My early reading was undirected and random. I read whatever was lying around the house: bestsellers, murder mysteries, political thrillers, a few classics. In the process I discovered that I enjoyed some types of books more than others. I also discovered that not all readers are attracted to the same kind of writing and that writers write with a conscious purpose, aware of the specific audience they are trying to reach. Most importantly, I discovered that the writing that affects me most intensely and that I find memorable and moving is the kind that digs deep into human experience while trying to do something original with language.

It was at this time in my life that reading became something more than just an amusement. It became important.

Jump forward a few years. I decided to pursue literary studies at university. I would turn my love of reading into a career!

Then something happened. For my university classes I had read the classics, but when I read fiction on my own time I gravitated toward modern and contemporary writers, specifically a group of 20th-century American authors whose short stories I had discovered and admired greatly. One of these writers was John Cheever, and one day I read his short story "The Country Husband."

Cheever was at the top of his game when he wrote "The Country Husband" and the first paragraph of the story is, by any measure and regardless of taste, a stunning achievement. It’s almost unnerving, the way it completely arrests the

reader’s attention and pulls him into the world of the story. Cheever introduces his hapless protagonist, Francis Weed, on a plane that’s about to make an emergency landing. In the scene, Francis is a spectator: his fate rests in someone else's hands and all he can do is watch events unfold. Cheever’s masterstroke is showing Francis to the reader from the outside, allowing us some distance, which enables us to take in the larger scene and share intensely the helplessness of everyone on the plane. Cheever selects language that is lulling and arranges the words to create a smoothly flowing and gently rhythmic syntax.
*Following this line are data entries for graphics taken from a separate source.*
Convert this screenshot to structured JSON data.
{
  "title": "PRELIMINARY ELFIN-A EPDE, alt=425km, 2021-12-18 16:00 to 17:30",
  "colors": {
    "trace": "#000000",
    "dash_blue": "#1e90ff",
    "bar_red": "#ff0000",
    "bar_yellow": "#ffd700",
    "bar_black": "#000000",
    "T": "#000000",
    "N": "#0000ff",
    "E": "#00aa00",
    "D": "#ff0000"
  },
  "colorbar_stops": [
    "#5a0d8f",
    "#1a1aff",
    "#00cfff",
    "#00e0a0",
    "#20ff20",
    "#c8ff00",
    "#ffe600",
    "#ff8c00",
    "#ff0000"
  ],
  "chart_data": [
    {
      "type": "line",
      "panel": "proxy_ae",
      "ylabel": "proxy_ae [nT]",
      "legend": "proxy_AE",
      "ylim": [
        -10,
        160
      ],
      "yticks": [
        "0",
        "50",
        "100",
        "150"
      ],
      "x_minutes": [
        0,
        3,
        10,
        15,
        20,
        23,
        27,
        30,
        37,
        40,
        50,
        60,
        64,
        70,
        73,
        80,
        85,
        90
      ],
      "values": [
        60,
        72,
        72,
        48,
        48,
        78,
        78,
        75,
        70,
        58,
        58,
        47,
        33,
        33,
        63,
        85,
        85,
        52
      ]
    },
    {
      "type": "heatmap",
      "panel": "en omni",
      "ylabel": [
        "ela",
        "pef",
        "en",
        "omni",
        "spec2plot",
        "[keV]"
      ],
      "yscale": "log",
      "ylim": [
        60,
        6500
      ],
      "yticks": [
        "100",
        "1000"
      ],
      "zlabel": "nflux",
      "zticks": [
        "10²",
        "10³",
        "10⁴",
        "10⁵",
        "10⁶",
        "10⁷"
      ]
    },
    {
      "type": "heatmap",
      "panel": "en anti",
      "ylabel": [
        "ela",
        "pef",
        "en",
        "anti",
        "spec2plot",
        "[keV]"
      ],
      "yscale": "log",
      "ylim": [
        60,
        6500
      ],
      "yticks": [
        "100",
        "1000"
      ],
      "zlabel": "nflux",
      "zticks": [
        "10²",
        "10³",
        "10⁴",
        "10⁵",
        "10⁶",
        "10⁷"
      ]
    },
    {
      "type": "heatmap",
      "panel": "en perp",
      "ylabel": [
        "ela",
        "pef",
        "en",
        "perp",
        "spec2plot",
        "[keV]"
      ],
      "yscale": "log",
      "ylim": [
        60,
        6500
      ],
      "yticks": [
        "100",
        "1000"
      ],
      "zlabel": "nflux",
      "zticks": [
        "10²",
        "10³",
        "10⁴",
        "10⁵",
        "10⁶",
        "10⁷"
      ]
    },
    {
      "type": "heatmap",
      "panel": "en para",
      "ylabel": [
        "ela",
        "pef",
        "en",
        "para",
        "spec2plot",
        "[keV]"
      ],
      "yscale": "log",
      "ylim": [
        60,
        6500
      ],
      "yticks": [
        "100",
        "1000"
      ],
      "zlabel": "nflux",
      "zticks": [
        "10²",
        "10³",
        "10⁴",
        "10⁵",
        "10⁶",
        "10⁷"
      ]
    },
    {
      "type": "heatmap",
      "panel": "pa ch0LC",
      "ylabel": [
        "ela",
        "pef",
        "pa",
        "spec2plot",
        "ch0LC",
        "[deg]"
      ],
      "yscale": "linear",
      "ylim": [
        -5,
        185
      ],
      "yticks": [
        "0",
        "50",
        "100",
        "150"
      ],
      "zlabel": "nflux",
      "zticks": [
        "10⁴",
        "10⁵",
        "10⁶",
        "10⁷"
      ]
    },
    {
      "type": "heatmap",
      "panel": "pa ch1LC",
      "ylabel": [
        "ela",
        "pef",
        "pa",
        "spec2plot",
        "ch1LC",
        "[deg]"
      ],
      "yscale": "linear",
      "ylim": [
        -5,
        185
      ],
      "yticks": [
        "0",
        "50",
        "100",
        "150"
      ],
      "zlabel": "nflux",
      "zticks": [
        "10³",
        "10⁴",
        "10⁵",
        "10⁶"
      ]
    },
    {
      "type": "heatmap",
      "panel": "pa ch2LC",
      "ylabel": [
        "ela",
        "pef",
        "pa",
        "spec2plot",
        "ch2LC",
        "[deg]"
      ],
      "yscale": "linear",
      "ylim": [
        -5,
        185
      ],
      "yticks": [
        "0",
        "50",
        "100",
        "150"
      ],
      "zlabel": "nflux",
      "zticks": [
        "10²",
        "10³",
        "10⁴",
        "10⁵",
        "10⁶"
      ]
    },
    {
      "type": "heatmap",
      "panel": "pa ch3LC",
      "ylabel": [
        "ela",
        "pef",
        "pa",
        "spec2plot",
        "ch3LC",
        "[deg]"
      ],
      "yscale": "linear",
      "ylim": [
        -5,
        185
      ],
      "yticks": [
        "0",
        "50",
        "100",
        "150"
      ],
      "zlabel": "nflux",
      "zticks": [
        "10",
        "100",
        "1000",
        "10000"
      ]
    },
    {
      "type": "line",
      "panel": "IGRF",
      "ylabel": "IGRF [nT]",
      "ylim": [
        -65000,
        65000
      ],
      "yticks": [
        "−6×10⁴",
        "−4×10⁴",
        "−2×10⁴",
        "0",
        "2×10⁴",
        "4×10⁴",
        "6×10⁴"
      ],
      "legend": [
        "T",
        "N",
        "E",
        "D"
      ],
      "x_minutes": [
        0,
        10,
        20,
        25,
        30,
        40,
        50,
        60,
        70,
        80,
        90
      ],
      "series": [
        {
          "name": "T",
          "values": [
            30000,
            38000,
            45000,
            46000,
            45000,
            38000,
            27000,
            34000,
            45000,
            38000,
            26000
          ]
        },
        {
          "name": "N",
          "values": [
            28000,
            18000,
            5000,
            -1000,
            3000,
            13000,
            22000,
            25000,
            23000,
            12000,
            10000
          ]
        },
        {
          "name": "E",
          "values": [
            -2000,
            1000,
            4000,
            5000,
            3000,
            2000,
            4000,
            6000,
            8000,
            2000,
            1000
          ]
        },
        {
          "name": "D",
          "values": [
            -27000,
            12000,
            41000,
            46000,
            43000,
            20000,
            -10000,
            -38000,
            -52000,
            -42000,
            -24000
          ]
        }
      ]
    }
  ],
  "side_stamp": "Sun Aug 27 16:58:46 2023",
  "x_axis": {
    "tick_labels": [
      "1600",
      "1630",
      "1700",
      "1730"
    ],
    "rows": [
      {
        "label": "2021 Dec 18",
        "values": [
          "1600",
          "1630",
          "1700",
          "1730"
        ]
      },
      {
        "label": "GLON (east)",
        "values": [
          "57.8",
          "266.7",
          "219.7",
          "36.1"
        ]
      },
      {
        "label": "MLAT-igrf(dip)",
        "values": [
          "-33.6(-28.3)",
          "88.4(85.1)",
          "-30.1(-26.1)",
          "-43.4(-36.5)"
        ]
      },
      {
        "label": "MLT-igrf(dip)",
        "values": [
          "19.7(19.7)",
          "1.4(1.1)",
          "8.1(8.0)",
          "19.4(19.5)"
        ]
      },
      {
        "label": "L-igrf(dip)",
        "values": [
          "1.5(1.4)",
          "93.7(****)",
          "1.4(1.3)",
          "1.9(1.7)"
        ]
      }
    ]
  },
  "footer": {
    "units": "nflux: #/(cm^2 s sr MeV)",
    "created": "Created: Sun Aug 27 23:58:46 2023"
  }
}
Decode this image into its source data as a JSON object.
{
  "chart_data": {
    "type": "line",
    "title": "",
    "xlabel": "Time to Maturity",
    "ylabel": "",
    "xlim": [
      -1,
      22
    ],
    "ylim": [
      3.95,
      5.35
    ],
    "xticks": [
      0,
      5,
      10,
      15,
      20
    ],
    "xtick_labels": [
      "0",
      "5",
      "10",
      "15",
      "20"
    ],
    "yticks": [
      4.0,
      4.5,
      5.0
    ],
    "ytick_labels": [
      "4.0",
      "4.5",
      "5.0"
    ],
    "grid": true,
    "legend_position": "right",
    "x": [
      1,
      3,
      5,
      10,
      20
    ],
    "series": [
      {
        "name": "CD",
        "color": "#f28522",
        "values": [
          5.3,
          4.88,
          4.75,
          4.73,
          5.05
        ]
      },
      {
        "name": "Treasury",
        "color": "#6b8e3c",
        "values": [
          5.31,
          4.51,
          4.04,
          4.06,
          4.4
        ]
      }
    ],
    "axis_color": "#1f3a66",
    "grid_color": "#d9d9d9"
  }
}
The paragraph ends with stillness and held breath. In that moment, when the passengers don't know if they're going to live or die, an eerie silence takes hold as the plane is being buffeted by the weather. And out of the silence, faintly but distinctly, emerges the sound of the pilot singing.

I believe the minute or so that it took me to read that paragraph was transformative. My conception of how language works and what it can do changed. I was one person when I started reading and a different person altogether when I finished. I went from appreciating and admiring what other people can do with language to wanting to do it myself.

No doubt I’m romanticizing the moment when I decided to become a writer. For instance, I can’t remember if I read the story on a bus, or in bed, or in the library, or in the middle of winter or on a sweltering summer day. And it’s likely the process was less a conscious "decision" than a gradual shift in my manner of thinking about literature and storytelling.

But no matter. I was a reader, and then—suddenly—I was a writer. It’s much more fun to remember it that way.